Temos que também lembrar que especialmente Ebert – então já detentor do primeiro Pulitzer por trabalho crítico -, com sua maneira mais “popular” de redigir críticas para o Sun-Times, já vinha mudando a face dessa profissão, tornando os comentários de mais fácil digestão e compreensão pelo público em geral que lentamente passava a esperar os comentários de seu crítico favorito para ter uma ideia de como seria o filme que estreava nos cinemas. Não que o público deva esperar críticas para saber se vai ou não ver um filme – não é para isso que uma crítica serve, por favor! -, mas o uso de estrelas para dar a imediata dimensão do que está escrito (ou, falando em português claro, para quem tem preguiça de ler) e o linguajar mais simples (mas nunca mequetrefe) já vinha tornando as críticas algo mais lugar-comum, menos voltada apenas a cinéfilos.
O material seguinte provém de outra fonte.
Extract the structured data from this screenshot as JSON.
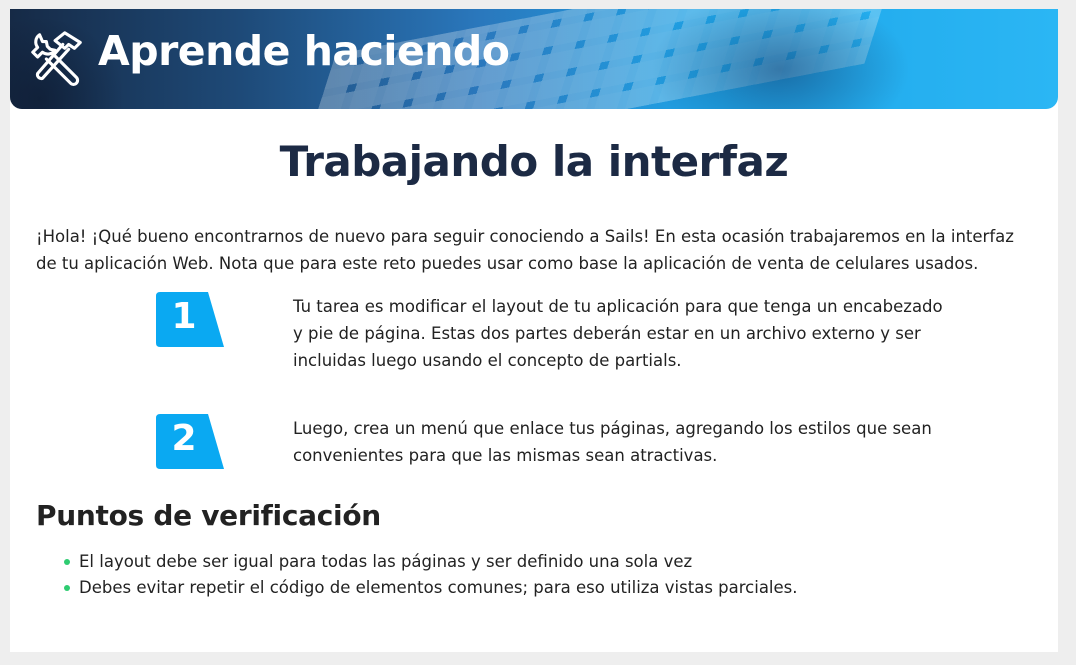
{
  "banner": {
    "title": "Aprende haciendo",
    "icon": "hammer-wrench-icon"
  },
  "content": {
    "title": "Trabajando la interfaz",
    "intro": "¡Hola! ¡Qué bueno encontrarnos de nuevo para seguir conociendo a Sails! En esta ocasión trabajaremos en la interfaz de tu aplicación Web. Nota que para este reto puedes usar como base la aplicación de venta de celulares usados.",
    "steps": [
      {
        "number": "1",
        "text": "Tu tarea es modificar el layout de tu aplicación para que tenga un encabezado y pie de página. Estas dos partes deberán estar en un archivo externo y ser incluidas luego usando el concepto de partials."
      },
      {
        "number": "2",
        "text": "Luego, crea un menú que enlace tus páginas, agregando los estilos que sean convenientes para que las mismas sean atractivas."
      }
    ],
    "checkpoints_title": "Puntos de verificación",
    "checkpoints": [
      "El layout debe ser igual para todas las páginas y ser definido una sola vez",
      "Debes evitar repetir el código de elementos comunes; para eso utiliza vistas parciales."
    ]
  },
  "colors": {
    "step_badge": "#0aa9f2",
    "bullet": "#2ecc71",
    "title": "#1c2a44",
    "banner_dark": "#162a46",
    "banner_light": "#2bb6f4"
  }
}
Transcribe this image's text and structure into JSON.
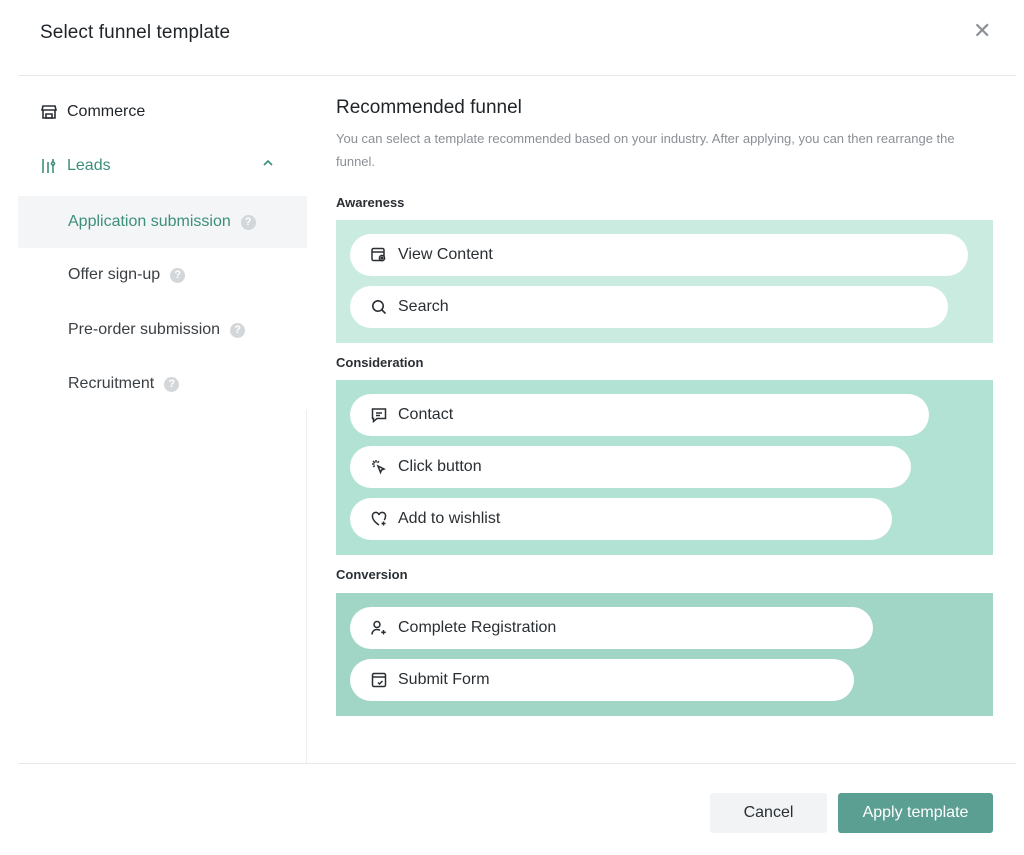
{
  "dialog": {
    "title": "Select funnel template",
    "close_symbol": "✕"
  },
  "sidebar": {
    "categories": [
      {
        "label": "Commerce",
        "icon": "store-icon"
      },
      {
        "label": "Leads",
        "icon": "funnel-icon",
        "expanded": true
      }
    ],
    "items": [
      {
        "label": "Application submission",
        "active": true
      },
      {
        "label": "Offer sign-up"
      },
      {
        "label": "Pre-order submission"
      },
      {
        "label": "Recruitment"
      }
    ]
  },
  "main": {
    "title": "Recommended funnel",
    "description": "You can select a template recommended based on your industry. After applying, you can then rearrange the funnel.",
    "stages": [
      {
        "label": "Awareness",
        "color": "#c9ebe0",
        "events": [
          {
            "label": "View Content",
            "icon": "view-content-icon"
          },
          {
            "label": "Search",
            "icon": "search-icon"
          }
        ]
      },
      {
        "label": "Consideration",
        "color": "#b2e2d3",
        "events": [
          {
            "label": "Contact",
            "icon": "message-icon"
          },
          {
            "label": "Click button",
            "icon": "click-icon"
          },
          {
            "label": "Add to wishlist",
            "icon": "heart-icon"
          }
        ]
      },
      {
        "label": "Conversion",
        "color": "#a1d6c6",
        "events": [
          {
            "label": "Complete Registration",
            "icon": "user-add-icon"
          },
          {
            "label": "Submit Form",
            "icon": "form-icon"
          }
        ]
      }
    ]
  },
  "footer": {
    "cancel_label": "Cancel",
    "apply_label": "Apply template"
  },
  "colors": {
    "accent": "#3d8f7c",
    "apply_button": "#5b9e92"
  }
}
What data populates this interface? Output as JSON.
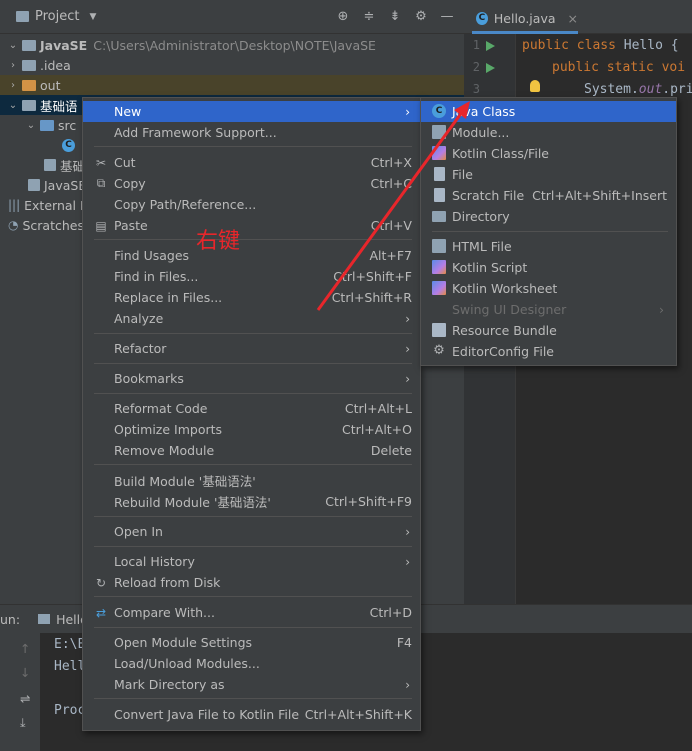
{
  "project_toolbar": {
    "title": "Project"
  },
  "editor_tab": {
    "label": "Hello.java",
    "close": "×"
  },
  "tree": {
    "root_name": "JavaSE",
    "root_path": "C:\\Users\\Administrator\\Desktop\\NOTE\\JavaSE",
    "idea": ".idea",
    "out": "out",
    "module": "基础语",
    "src": "src",
    "module_file": "基础",
    "iml": "JavaSE",
    "external": "External L",
    "scratches": "Scratches"
  },
  "editor": {
    "lines": [
      "1",
      "2",
      "3"
    ],
    "line1_kw1": "public",
    "line1_kw2": "class",
    "line1_name": "Hello {",
    "line2_kw1": "public",
    "line2_kw2": "static",
    "line2_kw3": "voi",
    "line3_pre": "System.",
    "line3_fld": "out",
    "line3_post": ".pri"
  },
  "run_panel": {
    "label": "un:",
    "tab": "Hello",
    "out1": "E:\\E",
    "out2": "Hell",
    "out3": "Proc"
  },
  "context_menu": {
    "new": "New",
    "add_framework": "Add Framework Support...",
    "cut": "Cut",
    "cut_sc": "Ctrl+X",
    "copy": "Copy",
    "copy_sc": "Ctrl+C",
    "copy_path": "Copy Path/Reference...",
    "paste": "Paste",
    "paste_sc": "Ctrl+V",
    "find_usages": "Find Usages",
    "find_usages_sc": "Alt+F7",
    "find_in_files": "Find in Files...",
    "find_in_files_sc": "Ctrl+Shift+F",
    "replace_in_files": "Replace in Files...",
    "replace_in_files_sc": "Ctrl+Shift+R",
    "analyze": "Analyze",
    "refactor": "Refactor",
    "bookmarks": "Bookmarks",
    "reformat": "Reformat Code",
    "reformat_sc": "Ctrl+Alt+L",
    "optimize": "Optimize Imports",
    "optimize_sc": "Ctrl+Alt+O",
    "remove_module": "Remove Module",
    "remove_module_sc": "Delete",
    "build_module": "Build Module '基础语法'",
    "rebuild_module": "Rebuild Module '基础语法'",
    "rebuild_module_sc": "Ctrl+Shift+F9",
    "open_in": "Open In",
    "local_history": "Local History",
    "reload": "Reload from Disk",
    "compare": "Compare With...",
    "compare_sc": "Ctrl+D",
    "open_module_settings": "Open Module Settings",
    "open_module_settings_sc": "F4",
    "load_unload": "Load/Unload Modules...",
    "mark_directory": "Mark Directory as",
    "convert": "Convert Java File to Kotlin File",
    "convert_sc": "Ctrl+Alt+Shift+K"
  },
  "submenu": {
    "java_class": "Java Class",
    "module": "Module...",
    "kotlin_class": "Kotlin Class/File",
    "file": "File",
    "scratch": "Scratch File",
    "scratch_sc": "Ctrl+Alt+Shift+Insert",
    "directory": "Directory",
    "html": "HTML File",
    "kotlin_script": "Kotlin Script",
    "kotlin_worksheet": "Kotlin Worksheet",
    "swing": "Swing UI Designer",
    "resource_bundle": "Resource Bundle",
    "editorconfig": "EditorConfig File"
  },
  "annotation": {
    "text": "右键"
  },
  "colors": {
    "highlight": "#2f65ca",
    "annotation": "#e8262b",
    "menu_bg": "#3c3f41"
  }
}
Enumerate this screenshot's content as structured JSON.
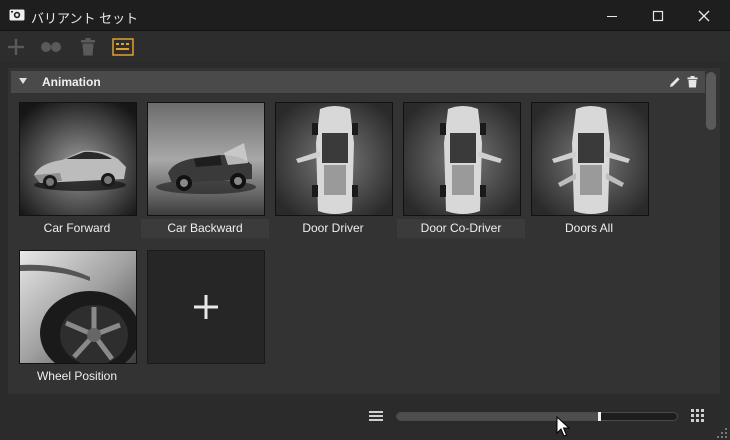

E a parceria televisiva dos dois veio, então, para levar isso ao outro extremo, popularizando de vez e em definitivo a crítica cinematográfica, algo que foi amplificado pelo advento do VHS e os comentários sobre produções mais antigas que agora estavam disponíveis em locadoras. O que fica evidente ao longo da narrativa bem pesquisada de Singer é que as produtoras de filmes passaram a olhar com olhos diferentes a profissão de crítico, algo que antes sequer registrava na máquina publicitária delas. Com a crescente fama e influência do programa dos dois, uma pequena revolução mercadológica passou a acontecer, com a normalização das cabines de imprensa que tornava possível o acesso prévio aos longas que seriam lançados no cinema, o fornecimento de material para ser usado na ilustração da crítica, como clipes específicos das obras (para o leitor ter uma ideia, Singer descreve o hercúleo processo de assistentes da produção do programa, que anotavam a minutagem das cenas que a dupla queria comentar especificamente, para, em seguida, ligar para os estúdios pedir os clipes que eram físicos, claro).

Diria que o autor não consegue estabelecer para além de qualquer dúvida que o show dos dois crítico mudou os filmes em si, como o título do livro indica, pois mesmo as críticas das duas celebridades não tiveram o condão de alterar a forma como as produções eram feitas. No entanto, ele é bem-sucedido quando fala da maneira como os estúdios passaram a encarar as críticas como parte indelével da “máquina” de marketing, mesmo que nem sempre com bons resultados já que a independência deles – mesmo quando estiveram trabalhando para a Disney – era notória e o tiro poderia sair pela culatra. Além disso, Singer é ainda mais assertivo em evidenciar o quanto o programa de Siskel e Ebert mudou a crítica cinematográfica em si, para bem ou para o mal, pois a popularização de qualquer coisa tem sempre dois lados bem opostos.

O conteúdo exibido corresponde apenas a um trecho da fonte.